Oh California, what are we going to do with you! High school senior Harland Fletcher had one simple request: the U.S. Army reservist wanted to wear his uniform to his Brentwood, California graduation ceremony last Friday.
Not only was his request denied by school officials, Fletcher was actually banned from his graduation ceremony!
Military veterans were outraged by the school’s decision, so they organized a private graduation ceremony for him on Monday. Around 100 people supported their fellow serviceman, watching the 18-year-old finally walk across the stage, wearing his uniform and receiving his diploma.
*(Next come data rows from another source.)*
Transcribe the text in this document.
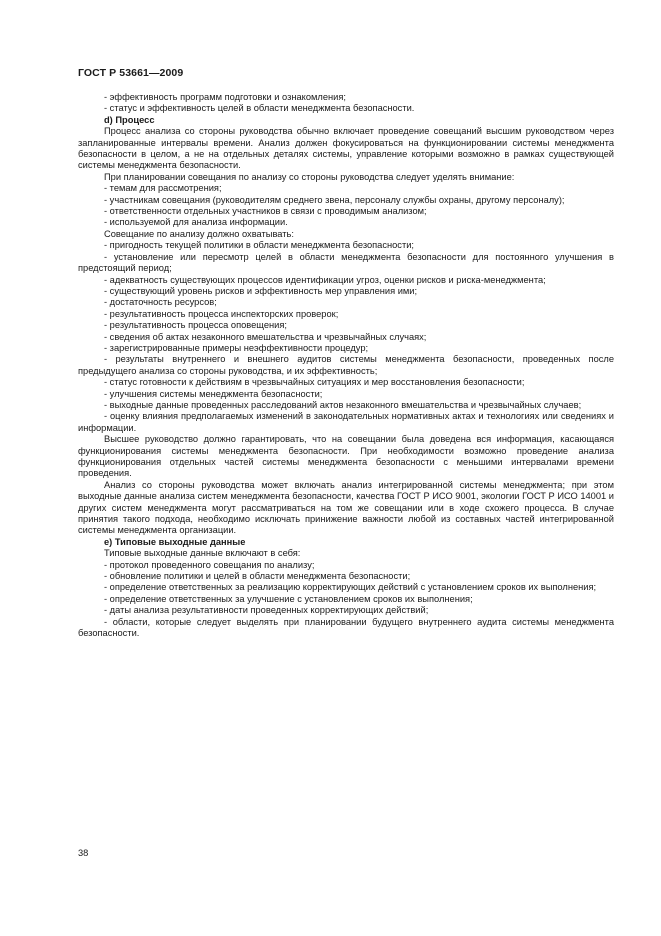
ГОСТ Р 53661—2009

- эффективность программ подготовки и ознакомления;

- статус и эффективность целей в области менеджмента безопасности.

d) Процесс

Процесс анализа со стороны руководства обычно включает проведение совещаний высшим руководством через запланированные интервалы времени. Анализ должен фокусироваться на функционировании системы менеджмента безопасности в целом, а не на отдельных деталях системы, управление которыми возможно в рамках существующей системы менеджмента безопасности.

При планировании совещания по анализу со стороны руководства следует уделять внимание:

- темам для рассмотрения;

- участникам совещания (руководителям среднего звена, персоналу службы охраны, другому персоналу);

- ответственности отдельных участников в связи с проводимым анализом;

- используемой для анализа информации.

Совещание по анализу должно охватывать:

- пригодность текущей политики в области менеджмента безопасности;

- установление или пересмотр целей в области менеджмента безопасности для постоянного улучшения в предстоящий период;

- адекватность существующих процессов идентификации угроз, оценки рисков и риска-менеджмента;

- существующий уровень рисков и эффективность мер управления ими;

- достаточность ресурсов;

- результативность процесса инспекторских проверок;

- результативность процесса оповещения;

- сведения об актах незаконного вмешательства и чрезвычайных случаях;

- зарегистрированные примеры неэффективности процедур;

- результаты внутреннего и внешнего аудитов системы менеджмента безопасности, проведенных после предыдущего анализа со стороны руководства, и их эффективность;

- статус готовности к действиям в чрезвычайных ситуациях и мер восстановления безопасности;

- улучшения системы менеджмента безопасности;

- выходные данные проведенных расследований актов незаконного вмешательства и чрезвычайных случаев;

- оценку влияния предполагаемых изменений в законодательных нормативных актах и технологиях или сведениях и информации.

Высшее руководство должно гарантировать, что на совещании была доведена вся информация, касающаяся функционирования системы менеджмента безопасности. При необходимости возможно проведение анализа функционирования отдельных частей системы менеджмента безопасности с меньшими интервалами времени проведения.

Анализ со стороны руководства может включать анализ интегрированной системы менеджмента; при этом выходные данные анализа систем менеджмента безопасности, качества ГОСТ Р ИСО 9001, экологии ГОСТ Р ИСО 14001 и других систем менеджмента могут рассматриваться на том же совещании или в ходе схожего процесса. В случае принятия такого подхода, необходимо исключать принижение важности любой из составных частей интегрированной системы менеджмента организации.

e) Типовые выходные данные

Типовые выходные данные включают в себя:

- протокол проведенного совещания по анализу;

- обновление политики и целей в области менеджмента безопасности;

- определение ответственных за реализацию корректирующих действий с установлением сроков их выполнения;

- определение ответственных за улучшение с установлением сроков их выполнения;

- даты анализа результативности проведенных корректирующих действий;

- области, которые следует выделять при планировании будущего внутреннего аудита системы менеджмента безопасности.

38
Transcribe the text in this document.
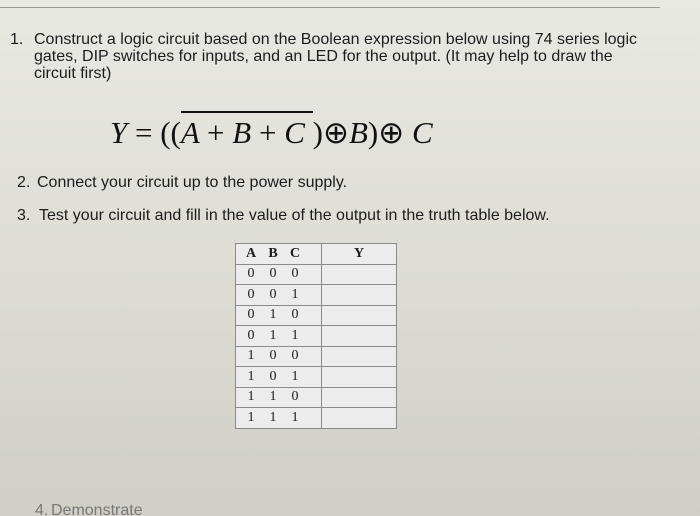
1. Construct a logic circuit based on the Boolean expression below using 74 series logic gates, DIP switches for inputs, and an LED for the output. (It may help to draw the circuit first)
Y = ((A + B + C )⊕B)⊕ C
2. Connect your circuit up to the power supply.
3. Test your circuit and fill in the value of the output in the truth table below.
A B C	Y
0 0 0	
0 0 1	
0 1 0	
0 1 1	
1 0 0	
1 0 1	
1 1 0	
1 1 1	
4. Demonstrate
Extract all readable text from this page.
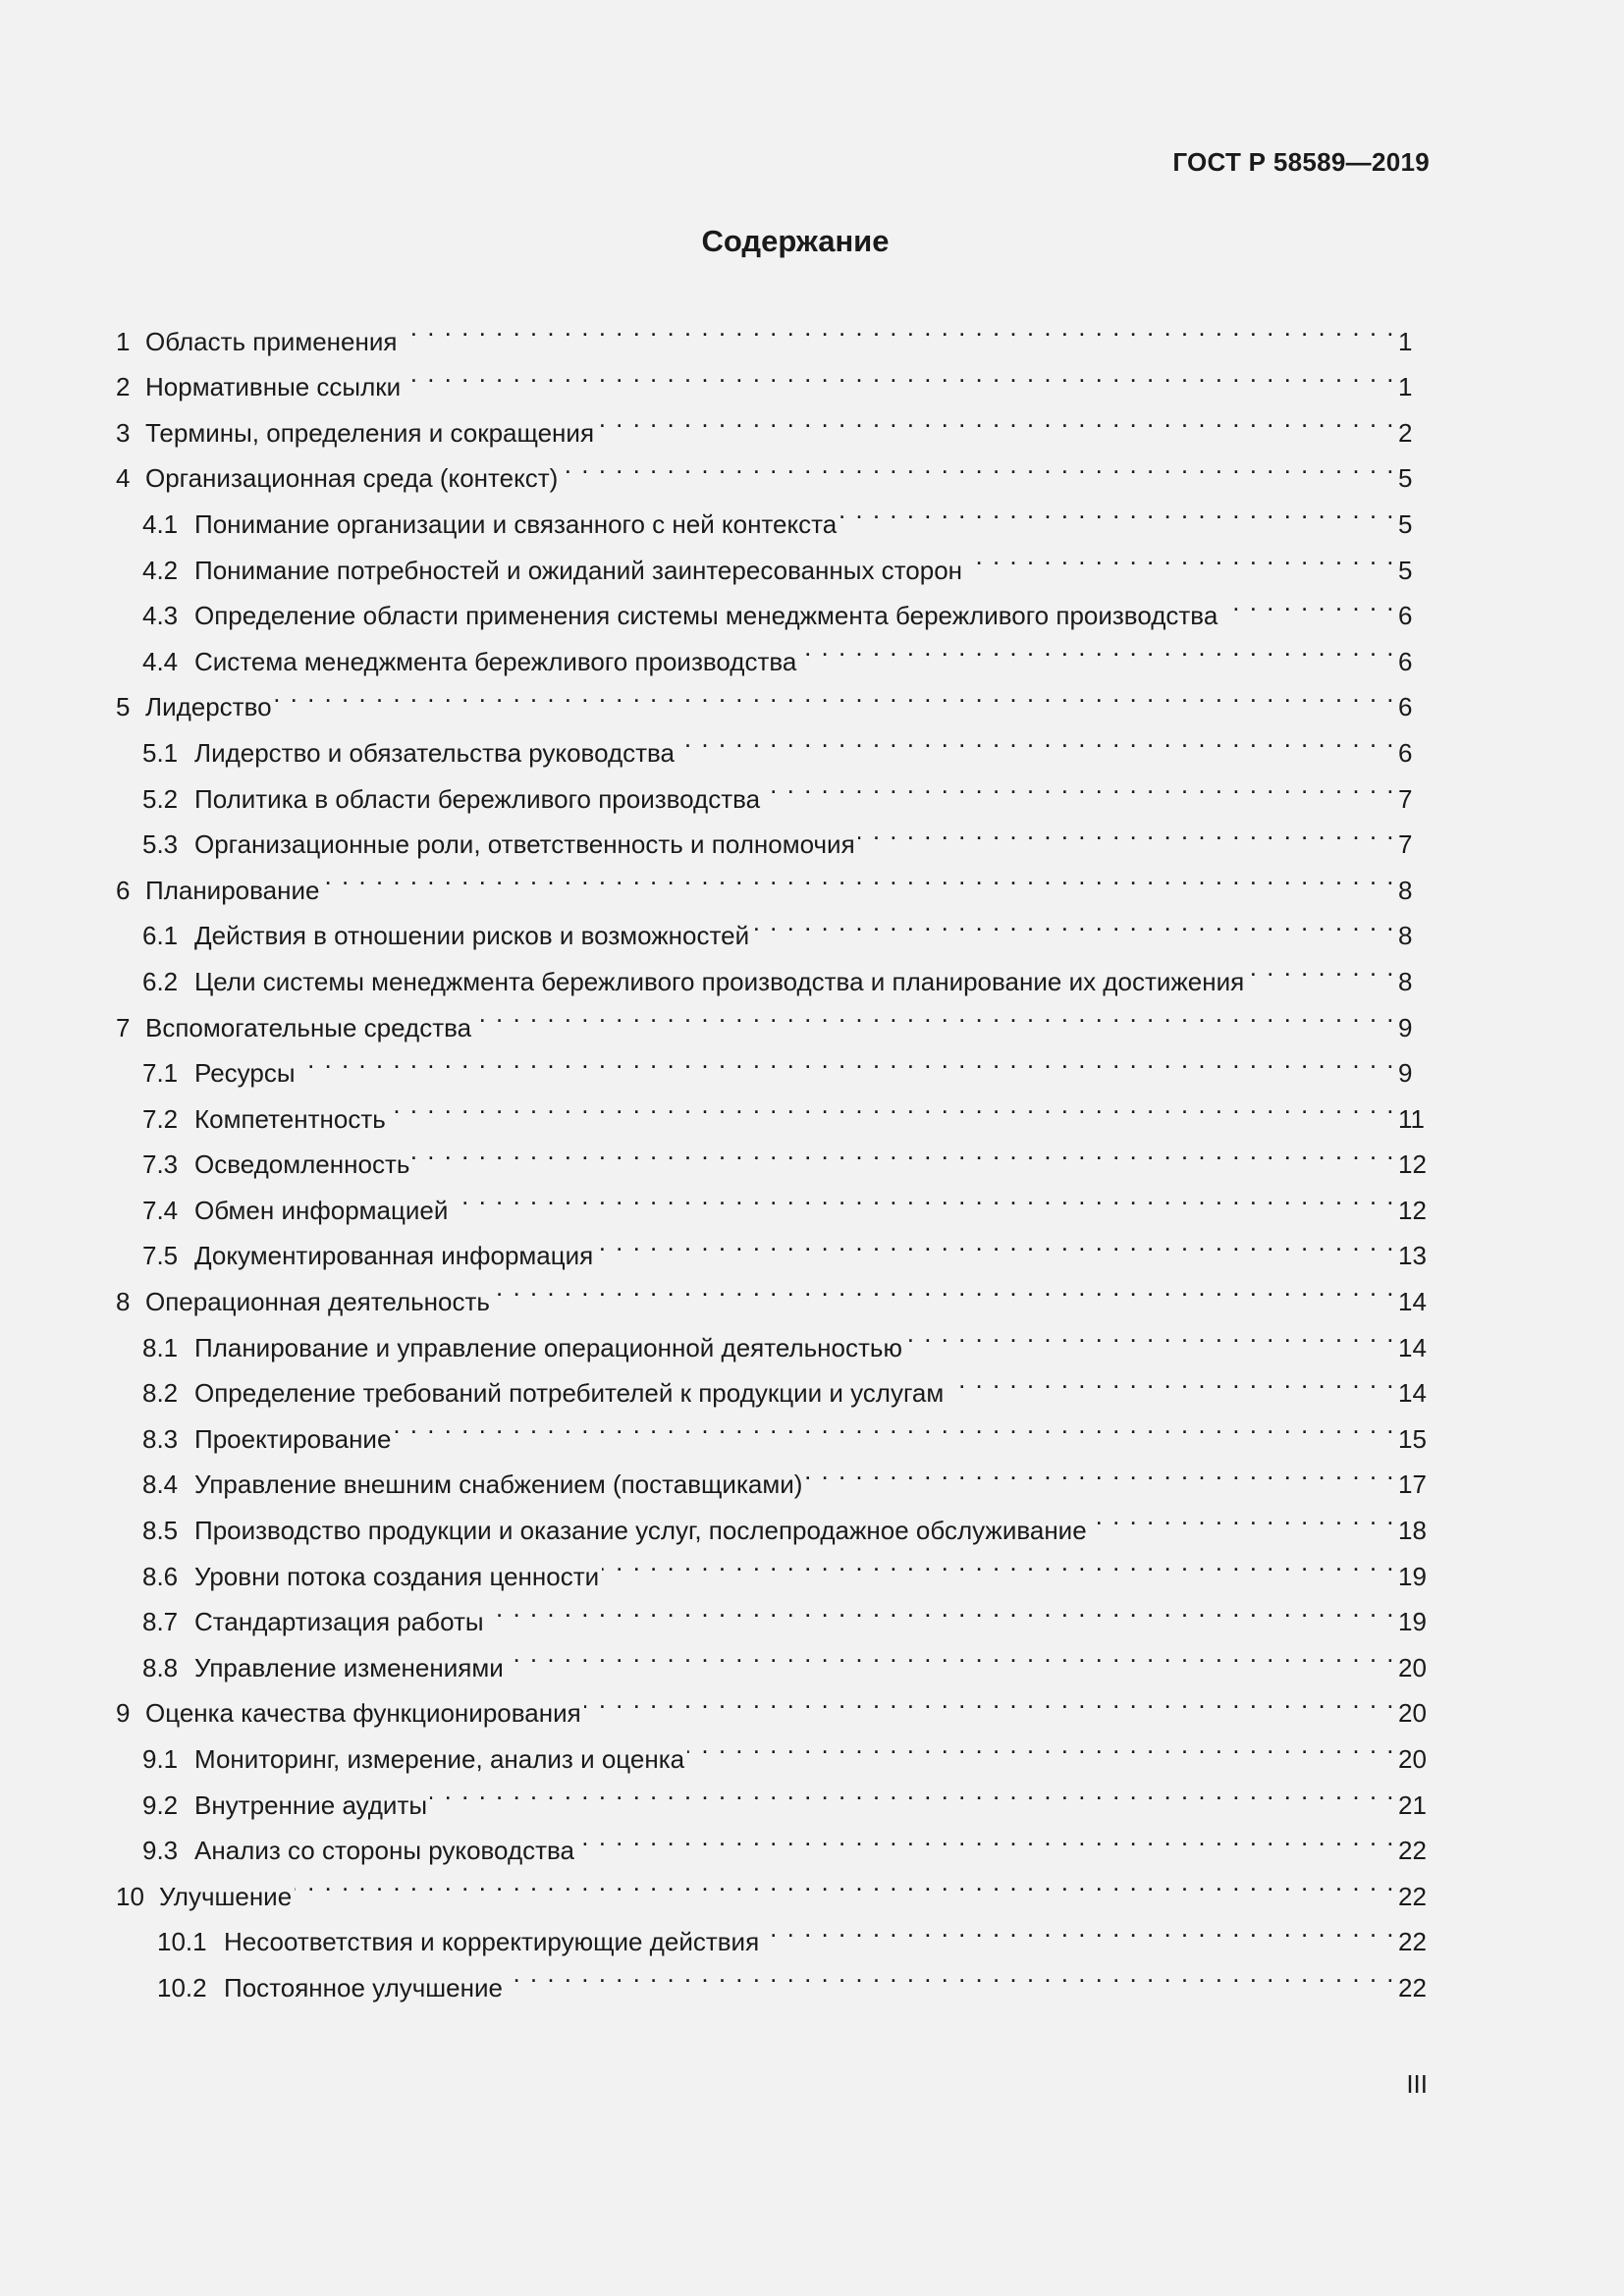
ГОСТ Р 58589—2019
Содержание
1 Область применения . . .	1
2 Нормативные ссылки . . .	1
3 Термины, определения и сокращения . . .	2
4 Организационная среда (контекст) . . .	5
4.1 Понимание организации и связанного с ней контекста . . .	5
4.2 Понимание потребностей и ожиданий заинтересованных сторон . . .	5
4.3 Определение области применения системы менеджмента бережливого производства . . .	6
4.4 Система менеджмента бережливого производства . . .	6
5 Лидерство . . .	6
5.1 Лидерство и обязательства руководства . . .	6
5.2 Политика в области бережливого производства . . .	7
5.3 Организационные роли, ответственность и полномочия . . .	7
6 Планирование . . .	8
6.1 Действия в отношении рисков и возможностей . . .	8
6.2 Цели системы менеджмента бережливого производства и планирование их достижения . . .	8
7 Вспомогательные средства . . .	9
7.1 Ресурсы . . .	9
7.2 Компетентность . . .	11
7.3 Осведомленность . . .	12
7.4 Обмен информацией . . .	12
7.5 Документированная информация . . .	13
8 Операционная деятельность . . .	14
8.1 Планирование и управление операционной деятельностью . . .	14
8.2 Определение требований потребителей к продукции и услугам . . .	14
8.3 Проектирование . . .	15
8.4 Управление внешним снабжением (поставщиками) . . .	17
8.5 Производство продукции и оказание услуг, послепродажное обслуживание . . .	18
8.6 Уровни потока создания ценности . . .	19
8.7 Стандартизация работы . . .	19
8.8 Управление изменениями . . .	20
9 Оценка качества функционирования . . .	20
9.1 Мониторинг, измерение, анализ и оценка . . .	20
9.2 Внутренние аудиты . . .	21
9.3 Анализ со стороны руководства . . .	22
10 Улучшение . . .	22
10.1 Несоответствия и корректирующие действия . . .	22
10.2 Постоянное улучшение . . .	22
III
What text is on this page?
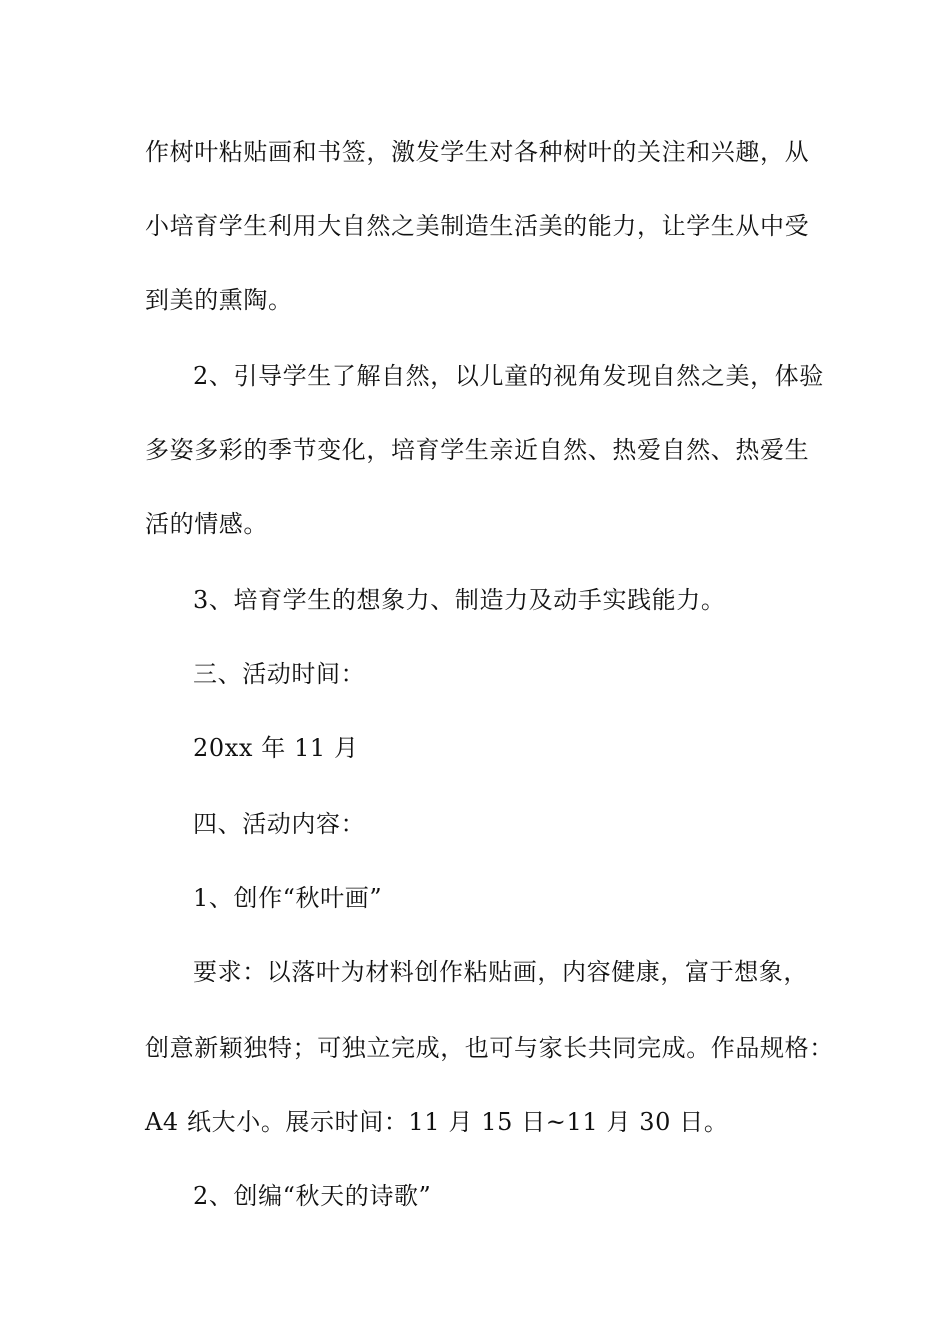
作树叶粘贴画和书签，激发学生对各种树叶的关注和兴趣，从
小培育学生利用大自然之美制造生活美的能力，让学生从中受
到美的熏陶。
2、引导学生了解自然，以儿童的视角发现自然之美，体验
多姿多彩的季节变化，培育学生亲近自然、热爱自然、热爱生
活的情感。
3、培育学生的想象力、制造力及动手实践能力。
三、活动时间：
20xx 年 11 月
四、活动内容：
1、创作“秋叶画”
要求：以落叶为材料创作粘贴画，内容健康，富于想象，
创意新颖独特；可独立完成，也可与家长共同完成。作品规格：
A4 纸大小。展示时间：11 月 15 日~11 月 30 日。
2、创编“秋天的诗歌”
In particular, Brentwood’s Marine Corps League came out in force to support Fletcher on Monday, including Sergeant Duane Edwards, a Vietnam veteran. Edwards stated that California law dictates that Fletcher can wear his uniform during public ceremonies, and that the principal was in violation of the state law.
Fletcher was actually right. Since he had completed basic training, California law allows him to wear his uniform. Speaking on behalf of the high school, district superintendent Eric Volta publicly acknowledged that Fletcher was actually well within his rights.
Fletcher, who serves as a private first class U.S. Army Reserve said, “The uniform for me means honor, respect, integrity, and it stands for America’s freedom.”
He continued by saying “The military is about friendship – brothers and sisters standing together, not just letting someone trample over us.” And that is exactly what Fletcher and his military brethren did.
The idiot who made this brilliant decision is Liberty High School Principal Patrick Walsh, who apparently quickly realized his colossal error in judgment, issued a formal apology to Fletcher, and took fool responsibility for the ridiculous incident.
Walsh told Fletcher that he’d have to wear his cap and gown over his uniform. When Fletcher stood his ground, the principal banned him from his own graduation ceremony. (Side note: who’s the adult here? Guess what? It’s not the principal).
As is typically the case in these situations, both sides have different stories about how this actually came to pass. Fletcher says he repeatedly informed a school counselor several times over several weeks of his intention to wear his uniform. The counselor said “no problem”.
But the district officials tell a different story, saying that the principal did not receive sufficient notice. (How much notice do you need?)
Walsh said that he “deeply regretted what had occurred”, concluding with “I made a mistake last Friday, and I don’t mince words.” At least he owned up to it, which is more than a lot of people do these days. Oh, and by the way, the school thanked him for his service to our country. Nice touch, school officials!
The real kicker is that graduating seniors who chose the military were actually recognized during the ceremony! If only Fletcher could have been there.